Friday, 18 September 2009

Friday's papers


The bg news on the front of both the Times and the Guardian is Barack Obama's decision to scrap the European Missile shield.

The decision to shelve the Bush-era plan for a “Star Wars” defence system was denounced by Republicans as appeasing Moscow and caused dismay among former Soviet satellites.says the former

The U-turn is arguably the most concrete shift in foreign policy from that of the Bush administration, which spent years negotiating to place silos and interceptor missiles in Poland, and a radar complex in the Czech Republic
.says the Guardian adding that

The shift is a triumph for the Kremlin, which has long and vehemently argued that the shield is aimed at neutralising its intercontinental missiles; Moscow had warned of a return to a cold war arms race, and threatened to deploy nuclear missiles in its Kaliningrad exclave, surrounded by EU states.
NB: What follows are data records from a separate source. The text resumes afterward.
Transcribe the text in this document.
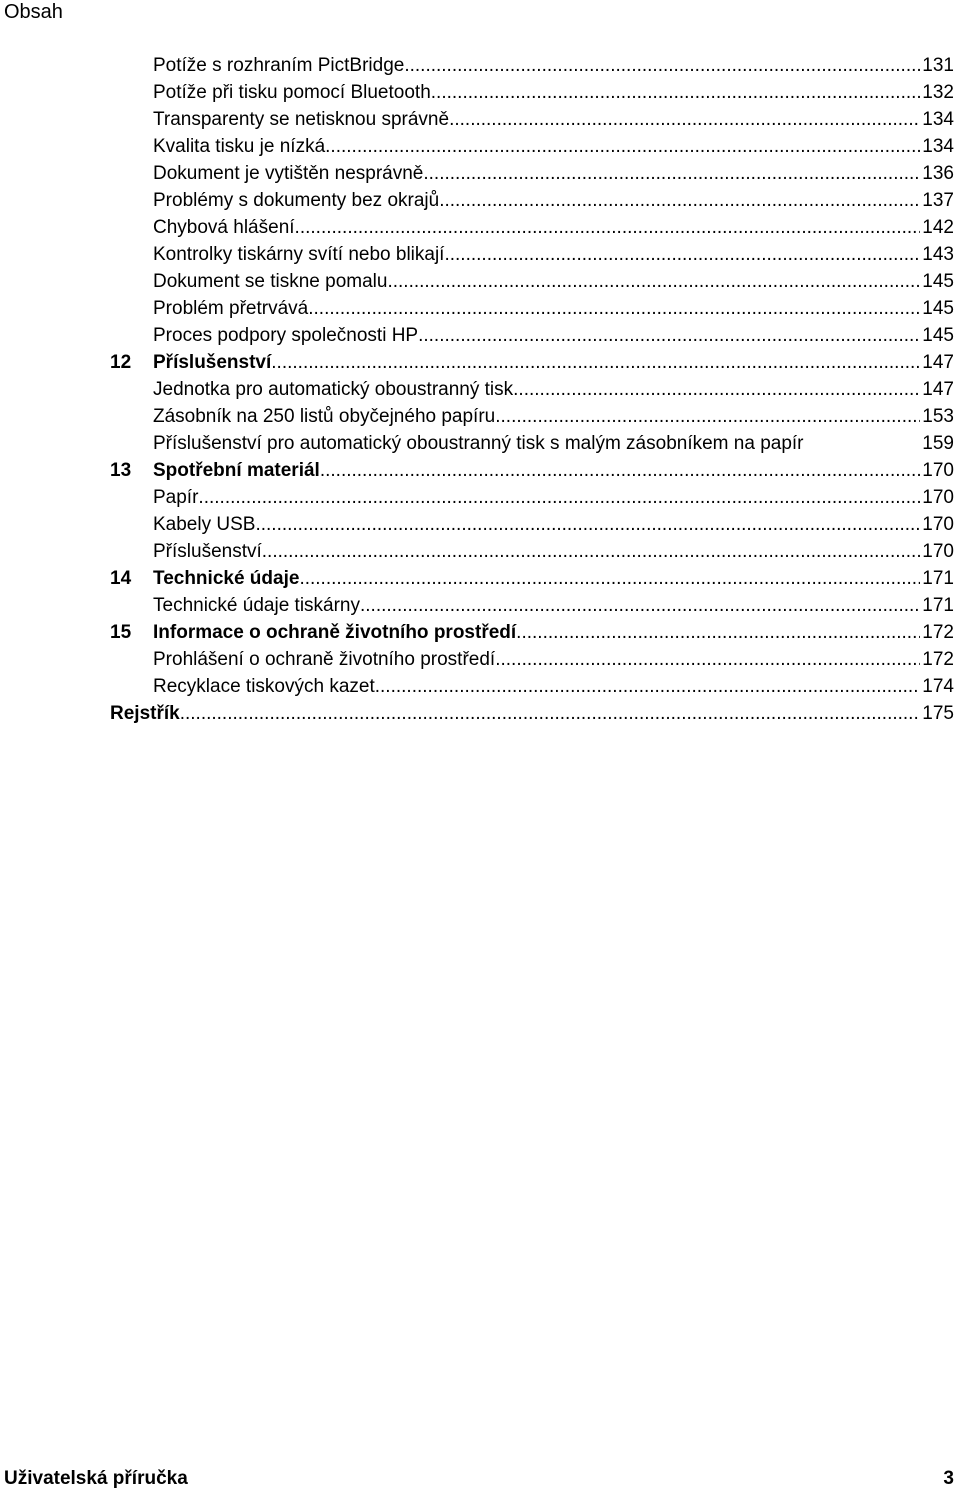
Obsah
Potíže s rozhraním PictBridge .....	131
Potíže při tisku pomocí Bluetooth .....	132
Transparenty se netisknou správně .....	134
Kvalita tisku je nízká .....	134
Dokument je vytištěn nesprávně .....	136
Problémy s dokumenty bez okrajů .....	137
Chybová hlášení .....	142
Kontrolky tiskárny svítí nebo blikají .....	143
Dokument se tiskne pomalu .....	145
Problém přetrvává .....	145
Proces podpory společnosti HP .....	145
12 Příslušenství .....	147
Jednotka pro automatický oboustranný tisk .....	147
Zásobník na 250 listů obyčejného papíru .....	153
Příslušenství pro automatický oboustranný tisk s malým zásobníkem na papír	159
13 Spotřební materiál .....	170
Papír .....	170
Kabely USB .....	170
Příslušenství .....	170
14 Technické údaje .....	171
Technické údaje tiskárny .....	171
15 Informace o ochraně životního prostředí .....	172
Prohlášení o ochraně životního prostředí .....	172
Recyklace tiskových kazet .....	174
Rejstřík .....	175
Uživatelská příručka	3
The British commander tasked with helping to bring to an end eight years of war in Afghanistan by persuading the Taliban to lay down their arms believes many in the enemy ranks have "done nothing wrong".
reports the Independent as Lieutenant-General Sir Graeme Lamb told paper that many in the Taliban's rank and file carry a sense of "anger and grievances which have not been addressed".

The Telegraph leads with the news that MP's who have “flipped” the designation of their second home will be exposed by Parliament for the first time when the next round of MPs' expenses claims are published, John Bercow, the House of Commons Speaker, has said.

According to the Guardian

The combined cost of replacing the Trident nuclear missile system and building, equipping and running two large aircraft carriers will be as much as £130bn, far more than the government has admitted, an in-depth study of the huge defence projects will reveal today.

A second wave of qswine flu may be on the way says the Times

An estimated 5,200 people in England went down with the virus last week, compared with about 3,000 the previous week after a lull in cases over the summer. Schoolchildren were mainly affected.


The Independent reports that Baroness Scotland,

was fighting for her political career last night as immigration officials began an investigation into how she came to hire an illegal worker as a housekeeper.


Three quarters of a million Britons risk dying from heart disease because they are not taking readily available drugs reports the Express adding that

Despite it being the country’s biggest killer, responsible for one in three deaths, hundreds of thousands of heart patients have not had their condition picked up by their doctors.


Finally the Sun leads with the story of

A BOY aged 12 turned up at school as a GIRL - after changing sex during the summer holidays.
Teachers called an emergency assembly to order fellow pupils to treat him as female.